Une enquête du Sénat brésilien sur le président Jair Bolsonaro a conclu que la politique laxiste du président concernant l’épidémie de Covid-19 a entraîné la mort de plus de 300 000 personnes, selon le New York Times. Le rapport recommande que le président soit emprisonné et inculpé d’homicide de masse en conséquence.


 

Faits marquants

  • Le rapport, rendu public mercredi, affirme que Bolsonaro a laissé le virus ravager la population du pays dans le cadre d’un effort raté pour atteindre l’immunité collective.
  • Bolsonaro est également accusé de « génocide indigène », selon le Times, pour un nombre massif de décès dus au Covid-19 parmi les peuples indigènes du Brésil, qui vivent principalement dans la forêt amazonienne.
  • « Crimes contre l’humanité » figure également parmi les 11 chefs d’accusation recommandés contre le président.
  • Selon les médias, Bolsonaro fait partie des 70 personnes contre lesquelles le rapport de la commission sénatoriale recommande d’engager des poursuites, dont les trois fils du président.

 

À surveiller

Il semble peu probable que Bolsonaro fasse l’objet de poursuites pénales.
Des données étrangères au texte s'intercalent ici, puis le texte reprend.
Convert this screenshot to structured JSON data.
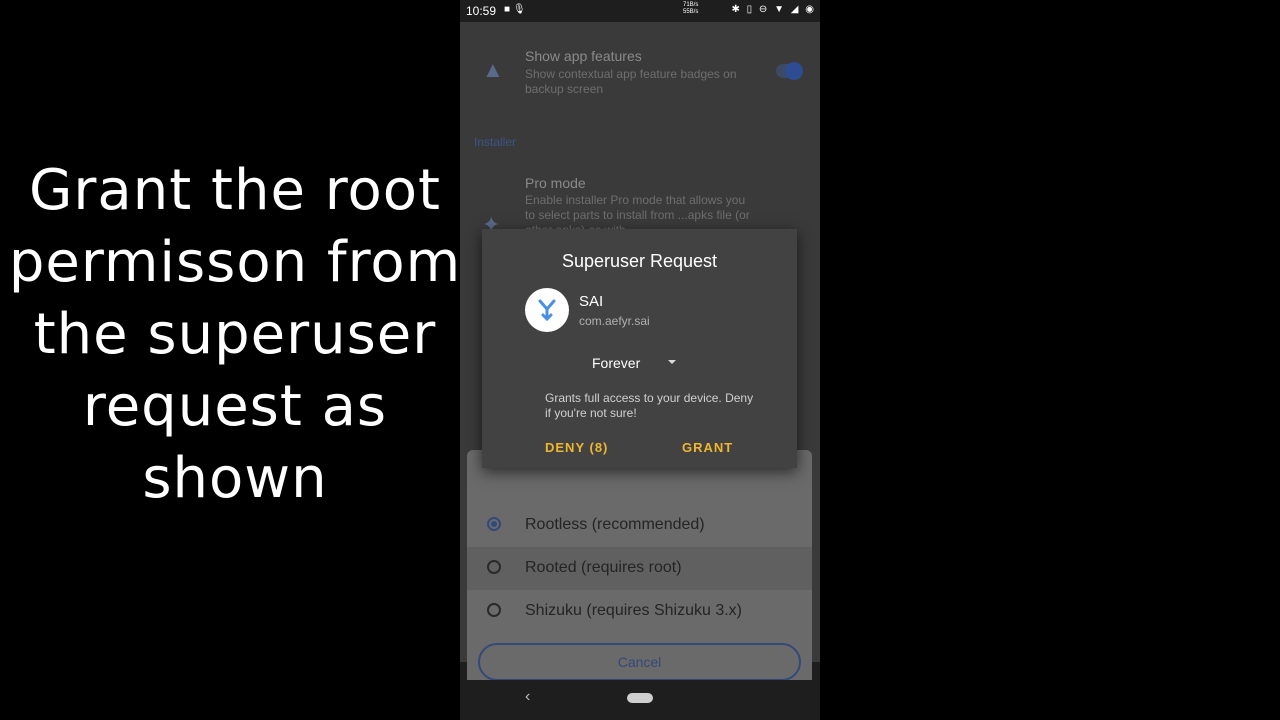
{
  "caption": {
    "lines": [
      "Grant the root",
      "permisson from",
      "the superuser",
      "request as",
      "shown"
    ]
  },
  "statusbar": {
    "time": "10:59",
    "speed_up": "71B/s",
    "speed_down": "55B/s"
  },
  "settings": {
    "app_features": {
      "title": "Show app features",
      "subtitle": "Show contextual app feature badges on backup screen",
      "enabled": true
    },
    "section_installer": "Installer",
    "pro_mode": {
      "title": "Pro mode",
      "subtitle": "Enable installer Pro mode that allows you to select parts to install from ...apks file (or other apks) as with"
    }
  },
  "installer_sheet": {
    "options": [
      {
        "label": "Rootless (recommended)",
        "selected": true
      },
      {
        "label": "Rooted (requires root)",
        "selected": false
      },
      {
        "label": "Shizuku (requires Shizuku 3.x)",
        "selected": false
      }
    ],
    "cancel_label": "Cancel"
  },
  "dialog": {
    "title": "Superuser Request",
    "app_name": "SAI",
    "app_package": "com.aefyr.sai",
    "duration": "Forever",
    "warning": "Grants full access to your device. Deny if you're not sure!",
    "deny_label": "DENY (8)",
    "grant_label": "GRANT"
  },
  "colors": {
    "accent_blue": "#33497a",
    "button_yellow": "#f0b62c",
    "dialog_bg": "#424242"
  }
}
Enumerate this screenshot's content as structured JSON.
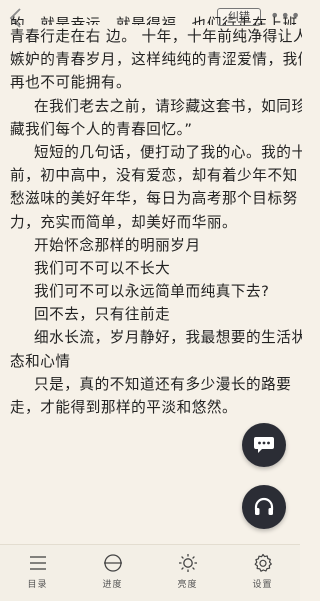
{
  "top_bar": {
    "correct_label": "纠错",
    "more_label": "•••"
  },
  "content": {
    "lines": [
      "的，就是幸运，就是得福。也们行走在上班，",
      "青春行走在右  边。 十年，十年前纯净得让人",
      "嫉妒的青春岁月，这样纯纯的青涩爱情，我们",
      "再也不可能拥有。",
      "在我们老去之前，请珍藏这套书，如同珍",
      "藏我们每个人的青春回忆。”",
      "短短的几句话，便打动了我的心。我的十年",
      "前，初中高中，没有爱恋，却有着少年不知",
      "愁滋味的美好年华，每日为高考那个目标努",
      "力，充实而简单，却美好而华丽。",
      "开始怀念那样的明丽岁月",
      "我们可不可以不长大",
      "我们可不可以永远简单而纯真下去?",
      "回不去，只有往前走",
      "细水长流，岁月静好，我最想要的生活状",
      "态和心情",
      "只是，真的不知道还有多少漫长的路要",
      "走，才能得到那样的平淡和悠然。"
    ]
  },
  "bottom_nav": {
    "catalog": "目录",
    "progress": "进度",
    "brightness": "亮度",
    "settings": "设置"
  },
  "icons": {
    "back": "back-chevron-icon",
    "chat": "comment-bubble-icon",
    "audio": "headphones-icon",
    "catalog": "list-icon",
    "progress": "progress-circle-icon",
    "brightness": "sun-icon",
    "settings": "gear-icon"
  },
  "colors": {
    "page_background": "#f6f1e8",
    "text": "#222222",
    "fab_background": "#2b2d35"
  }
}
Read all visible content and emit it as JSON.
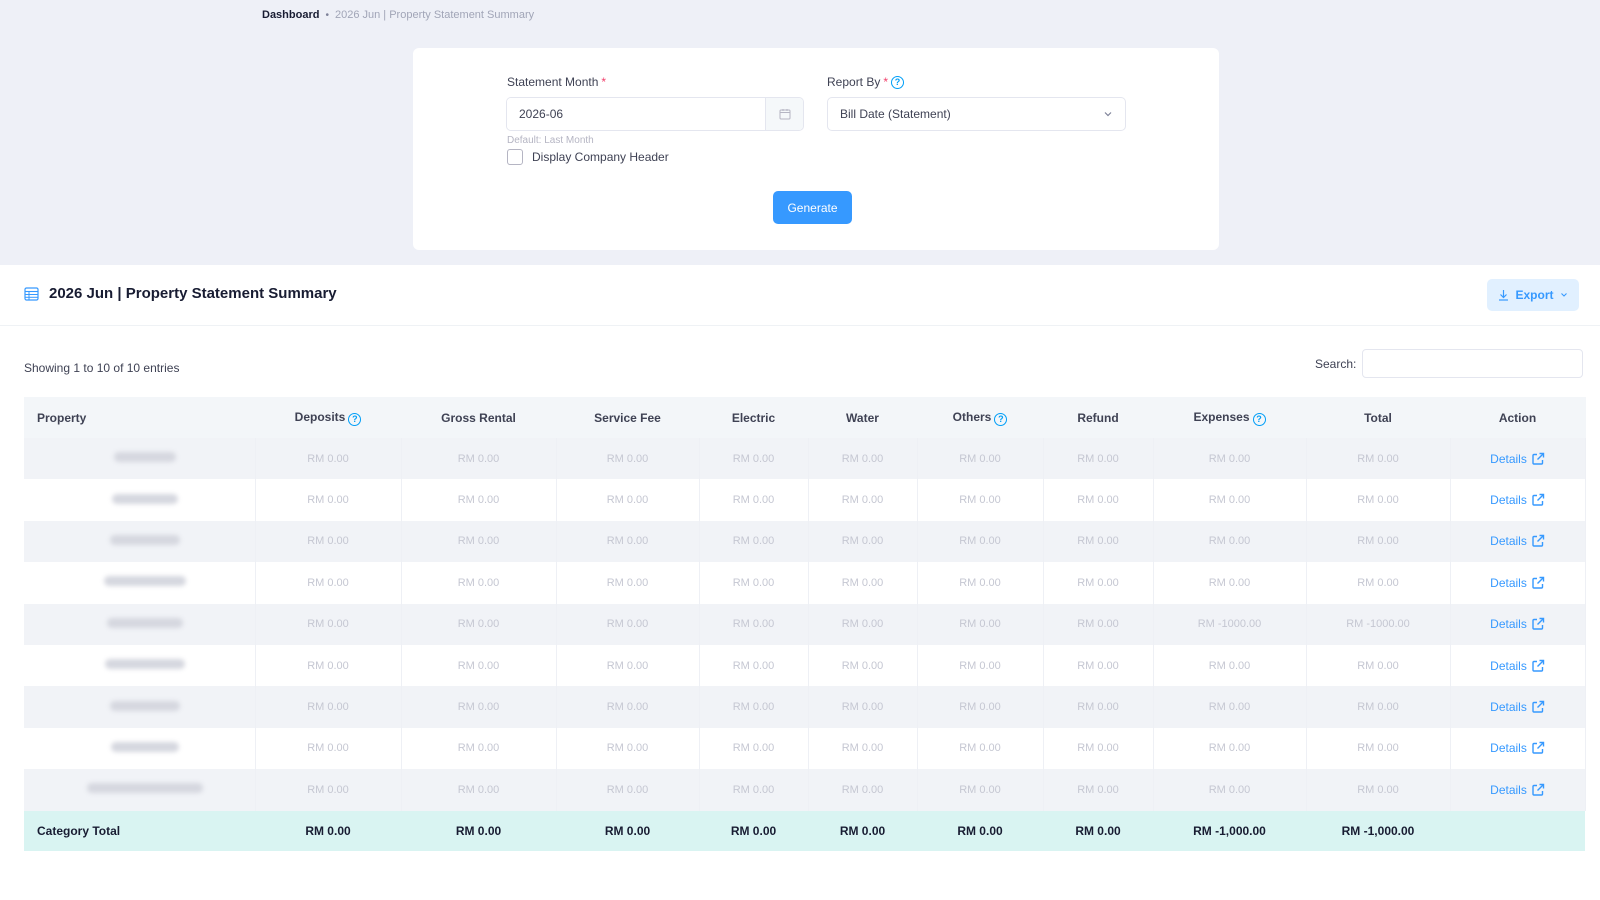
{
  "breadcrumb": {
    "home": "Dashboard",
    "separator": "•",
    "current": "2026 Jun | Property Statement Summary"
  },
  "filters": {
    "statement_month_label": "Statement Month",
    "required_mark": "*",
    "statement_month_value": "2026-06",
    "statement_month_hint": "Default: Last Month",
    "report_by_label": "Report By",
    "report_by_value": "Bill Date (Statement)",
    "display_company_header_label": "Display Company Header",
    "display_company_header_checked": false,
    "generate_label": "Generate",
    "help_glyph": "?"
  },
  "report": {
    "title": "2026 Jun | Property Statement Summary",
    "export_label": "Export",
    "entries_info": "Showing 1 to 10 of 10 entries",
    "search_label": "Search:",
    "search_value": ""
  },
  "table": {
    "columns": [
      {
        "label": "Property",
        "help": false
      },
      {
        "label": "Deposits",
        "help": true
      },
      {
        "label": "Gross Rental",
        "help": false
      },
      {
        "label": "Service Fee",
        "help": false
      },
      {
        "label": "Electric",
        "help": false
      },
      {
        "label": "Water",
        "help": false
      },
      {
        "label": "Others",
        "help": true
      },
      {
        "label": "Refund",
        "help": false
      },
      {
        "label": "Expenses",
        "help": true
      },
      {
        "label": "Total",
        "help": false
      },
      {
        "label": "Action",
        "help": false
      }
    ],
    "rows": [
      {
        "values": [
          "RM 0.00",
          "RM 0.00",
          "RM 0.00",
          "RM 0.00",
          "RM 0.00",
          "RM 0.00",
          "RM 0.00",
          "RM 0.00",
          "RM 0.00"
        ],
        "action": "Details"
      },
      {
        "values": [
          "RM 0.00",
          "RM 0.00",
          "RM 0.00",
          "RM 0.00",
          "RM 0.00",
          "RM 0.00",
          "RM 0.00",
          "RM 0.00",
          "RM 0.00"
        ],
        "action": "Details"
      },
      {
        "values": [
          "RM 0.00",
          "RM 0.00",
          "RM 0.00",
          "RM 0.00",
          "RM 0.00",
          "RM 0.00",
          "RM 0.00",
          "RM 0.00",
          "RM 0.00"
        ],
        "action": "Details"
      },
      {
        "values": [
          "RM 0.00",
          "RM 0.00",
          "RM 0.00",
          "RM 0.00",
          "RM 0.00",
          "RM 0.00",
          "RM 0.00",
          "RM 0.00",
          "RM 0.00"
        ],
        "action": "Details"
      },
      {
        "values": [
          "RM 0.00",
          "RM 0.00",
          "RM 0.00",
          "RM 0.00",
          "RM 0.00",
          "RM 0.00",
          "RM 0.00",
          "RM -1000.00",
          "RM -1000.00"
        ],
        "action": "Details"
      },
      {
        "values": [
          "RM 0.00",
          "RM 0.00",
          "RM 0.00",
          "RM 0.00",
          "RM 0.00",
          "RM 0.00",
          "RM 0.00",
          "RM 0.00",
          "RM 0.00"
        ],
        "action": "Details"
      },
      {
        "values": [
          "RM 0.00",
          "RM 0.00",
          "RM 0.00",
          "RM 0.00",
          "RM 0.00",
          "RM 0.00",
          "RM 0.00",
          "RM 0.00",
          "RM 0.00"
        ],
        "action": "Details"
      },
      {
        "values": [
          "RM 0.00",
          "RM 0.00",
          "RM 0.00",
          "RM 0.00",
          "RM 0.00",
          "RM 0.00",
          "RM 0.00",
          "RM 0.00",
          "RM 0.00"
        ],
        "action": "Details"
      },
      {
        "values": [
          "RM 0.00",
          "RM 0.00",
          "RM 0.00",
          "RM 0.00",
          "RM 0.00",
          "RM 0.00",
          "RM 0.00",
          "RM 0.00",
          "RM 0.00"
        ],
        "action": "Details"
      }
    ],
    "footer": {
      "label": "Category Total",
      "values": [
        "RM 0.00",
        "RM 0.00",
        "RM 0.00",
        "RM 0.00",
        "RM 0.00",
        "RM 0.00",
        "RM 0.00",
        "RM -1,000.00",
        "RM -1,000.00"
      ]
    }
  },
  "icons": {
    "calendar": "calendar-icon",
    "chevron": "chevron-down-icon",
    "table": "table-icon",
    "download": "download-icon",
    "external_link": "external-link-icon"
  },
  "colors": {
    "primary": "#3699ff",
    "primary_light": "#e1f0ff",
    "required": "#f1416c",
    "total_row": "#d9f4f2",
    "page_background": "#eef0f7"
  }
}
Même si le rapport est approuvé par la commission qui l’a commandé, il devra ensuite être approuvé par la chambre basse du pays, que ses partisans contrôlent. Des poursuites pénales pourraient alors être engagées par le procureur général du pays, qui a été nommé par Bolsonaro. Le sénateur qui a été l’auteur principal du rapport a déclaré au Times que la commission pourrait porter plainte devant la Cour pénale internationale de La Haye si le système judiciaire brésilien ne poursuit pas le président.

 

Contexte clé

Le Brésil a été l’un des pays les plus durement touchés par la pandémie de Covid-19, mais Bolsonaro a toujours résisté aux mesures de confinement qui sont devenues courantes dans le monde entier, le président affirmant que le Covid-19 n’est rien de plus qu’ « une petite grippe ». Bolsonaro a également fait fi de bon nombre des directives de santé publique de base que les experts médicaux recommandent pour prévenir la propagation du coronavirus. Bolsonaro n’est pas vacciné et a dissuadé la population de porter un masque. Il s’est également fait connaître comme l’une des personnalités les plus en vue au début de la pandémie à soutenir l’hydroxychloroquine comme traitement du Covid-19. Bolsonaro a attribué au médicament le mérite de l’avoir aidé à se remettre du Covid-19 en juillet 2020, mais le médicament anti-paludisme s’est finalement avéré inefficace pour traiter le Covid-19. La cote de popularité de Bolsonaro a chuté tout au long de la pandémie, et il pourrait perdre son siège de président après les élections générales nationales de l’année prochaine.

 

Nombre important

603 465. C’est le nombre de décès dus au Covid-19 qui ont été confirmés au Brésil, selon l’université Johns Hopkins. Le pays est le deuxième au monde en termes de décès, derrière les États-Unis.